Le Tribunal administratif de Nantes rejette par ordonnance le recours en excès de pouvoir formé contre une décision de l'AEFE réclamant le remboursement d'une indemnité de changement de résidence. Le juge estime que le requérant ne conteste pas la légalité externe de la décision ni le bien-fondé de son motif, mais se borne à évoquer la charge financière que représente ce remboursement. La requête est donc rejetée en application de l'article R. 222-1 (7°) du code de justice administrative, qui permet d'écarter les moyens manifestement inopérants.
Texte intégral
Vu la procédure suivante :
Par une requête, enregistrée le 17 novembre 2025, M. A... B... demande au tribunal d’annuler la décision du 12 novembre 2025 par laquelle la directrice générale de l’Agence pour l’enseignement français à l’étranger (AEFE) a mis à sa charge un indu de 3 854,04 euros.
Vu les autres pièces du dossier.
Vu le code de justice administrative.
Considérant ce qui suit :
Aux termes de l'article R. 222-1 du code de justice administrative : « Les présidents de tribunal administratif (…), les premiers vice-présidents des tribunaux (…) et les présidents de formation de jugement des tribunaux (…) peuvent, par ordonnance : (…) 7º Rejeter, après l'expiration du délai de recours ou, lorsqu'un mémoire complémentaire a été annoncé, après la production de ce mémoire, les requêtes ne comportant que des moyens de légalité externe manifestement infondés, des moyens irrecevables, des moyens inopérants ou des moyens qui ne sont assortis que de faits manifestement insusceptibles de venir à leur soutien ou ne sont manifestement pas assortis des précisions permettant d'en apprécier le bien-fondé. (…) ».
Il ressort des pièces du dossier que l'Agence pour l'enseignement français a l'étranger a mis à la charge de M. B... un indu de 3 854,04 euros correspondant à la différence entre les 12 804, 68 euros perçus par l’intéressé au titre de l’indemnité de changement de résidence et les 8 950, 64 euros auxquels il avait droit eu égard au fait que son épouse ne l’avait pas rejoint et que seul son enfant pouvait être considéré comme ayant droit pour le calcul de l’indemnité de changement de résidence.
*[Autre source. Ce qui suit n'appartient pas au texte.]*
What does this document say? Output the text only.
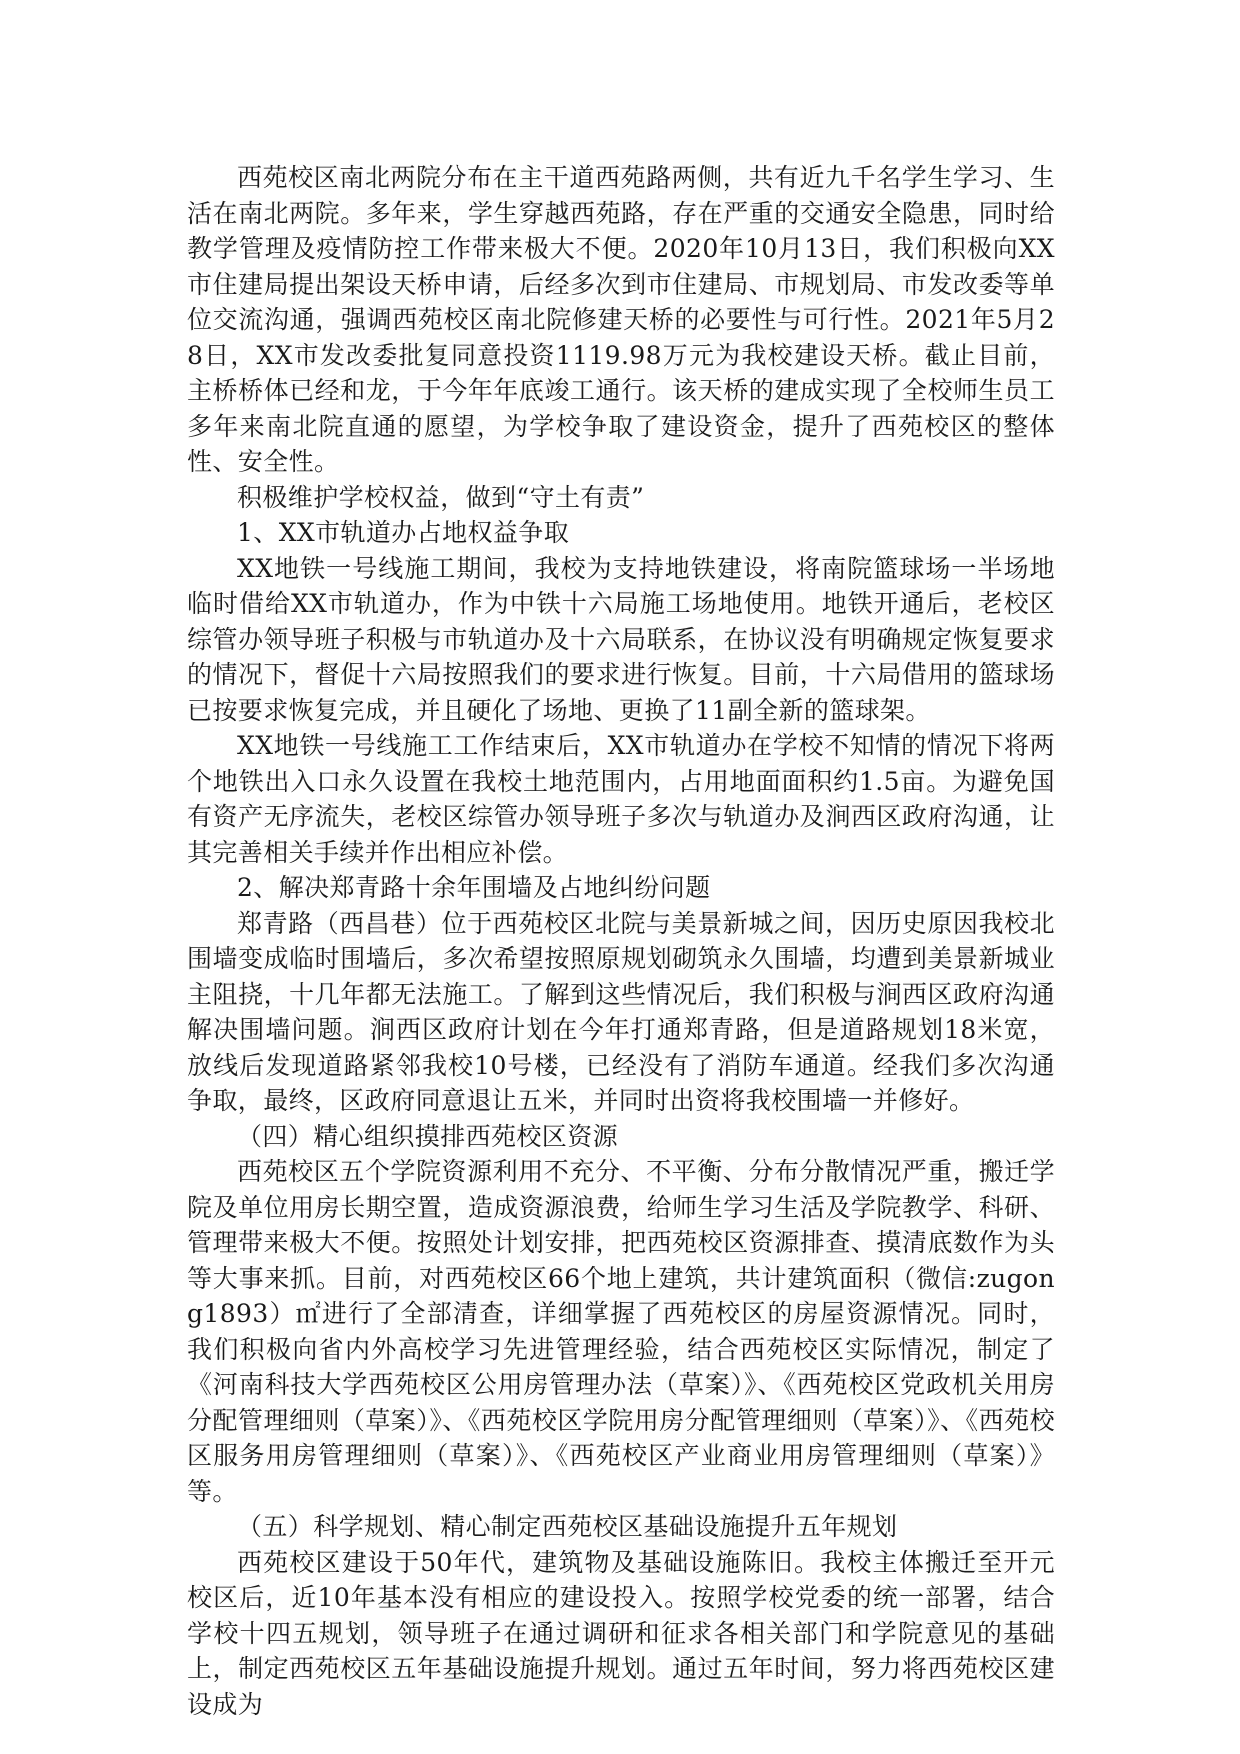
西苑校区南北两院分布在主干道西苑路两侧，共有近九千名学生学习、生活在南北两院。多年来，学生穿越西苑路，存在严重的交通安全隐患，同时给教学管理及疫情防控工作带来极大不便。2020年10月13日，我们积极向XX市住建局提出架设天桥申请，后经多次到市住建局、市规划局、市发改委等单位交流沟通，强调西苑校区南北院修建天桥的必要性与可行性。2021年5月28日，XX市发改委批复同意投资1119.98万元为我校建设天桥。截止目前，主桥桥体已经和龙，于今年年底竣工通行。该天桥的建成实现了全校师生员工多年来南北院直通的愿望，为学校争取了建设资金，提升了西苑校区的整体性、安全性。

积极维护学校权益，做到“守土有责”

1、XX市轨道办占地权益争取

XX地铁一号线施工期间，我校为支持地铁建设，将南院篮球场一半场地临时借给XX市轨道办，作为中铁十六局施工场地使用。地铁开通后，老校区综管办领导班子积极与市轨道办及十六局联系，在协议没有明确规定恢复要求的情况下，督促十六局按照我们的要求进行恢复。目前，十六局借用的篮球场已按要求恢复完成，并且硬化了场地、更换了11副全新的篮球架。

XX地铁一号线施工工作结束后，XX市轨道办在学校不知情的情况下将两个地铁出入口永久设置在我校土地范围内，占用地面面积约1.5亩。为避免国有资产无序流失，老校区综管办领导班子多次与轨道办及涧西区政府沟通，让其完善相关手续并作出相应补偿。

2、解决郑青路十余年围墙及占地纠纷问题

郑青路（西昌巷）位于西苑校区北院与美景新城之间，因历史原因我校北围墙变成临时围墙后，多次希望按照原规划砌筑永久围墙，均遭到美景新城业主阻挠，十几年都无法施工。了解到这些情况后，我们积极与涧西区政府沟通解决围墙问题。涧西区政府计划在今年打通郑青路，但是道路规划18米宽，放线后发现道路紧邻我校10号楼，已经没有了消防车通道。经我们多次沟通争取，最终，区政府同意退让五米，并同时出资将我校围墙一并修好。

（四）精心组织摸排西苑校区资源

西苑校区五个学院资源利用不充分、不平衡、分布分散情况严重，搬迁学院及单位用房长期空置，造成资源浪费，给师生学习生活及学院教学、科研、管理带来极大不便。按照处计划安排，把西苑校区资源排查、摸清底数作为头等大事来抓。目前，对西苑校区66个地上建筑，共计建筑面积（微信:zugong1893）㎡进行了全部清查，详细掌握了西苑校区的房屋资源情况。同时，我们积极向省内外高校学习先进管理经验，结合西苑校区实际情况，制定了《河南科技大学西苑校区公用房管理办法（草案）》、《西苑校区党政机关用房分配管理细则（草案）》、《西苑校区学院用房分配管理细则（草案）》、《西苑校区服务用房管理细则（草案）》、《西苑校区产业商业用房管理细则（草案）》等。

（五）科学规划、精心制定西苑校区基础设施提升五年规划

西苑校区建设于50年代，建筑物及基础设施陈旧。我校主体搬迁至开元校区后，近10年基本没有相应的建设投入。按照学校党委的统一部署，结合学校十四五规划，领导班子在通过调研和征求各相关部门和学院意见的基础上，制定西苑校区五年基础设施提升规划。通过五年时间，努力将西苑校区建设成为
Pour contester la décision attaquée, M. B... soutient que le remboursement de cette somme constitue une dépense lourde et imprévue sans contester la légalité externe de la décision contestée ou le bien-fondé du motif de cette décision. En l’absence de tout autre moyen opérant invoqué avant l’expiration du délai de recours contentieux, la requête ne peut qu’être rejetée par application des dispositions précitées du 7° de l’article R. 222-1 du code de justice administrative.
O R D O N N E :
Article 1er : La requête de M. B... est rejetée.
Article 2 : La présente ordonnance sera notifiée à M. A... B... et à l'Agence pour l'enseignement français à l'étranger.
Fait à Nantes, le 19 mars 2026.
Le président,
E. Berthon
La République mande et ordonne au ministre de l’Europe et des affaires étrangères et au ministre de l’éducation nationale en ce qui les concernent ou à tous commissaires de justice à ce requis en ce qui concerne les voies de droit commun contre les parties privées, de pourvoir à l’exécution de la présente décision.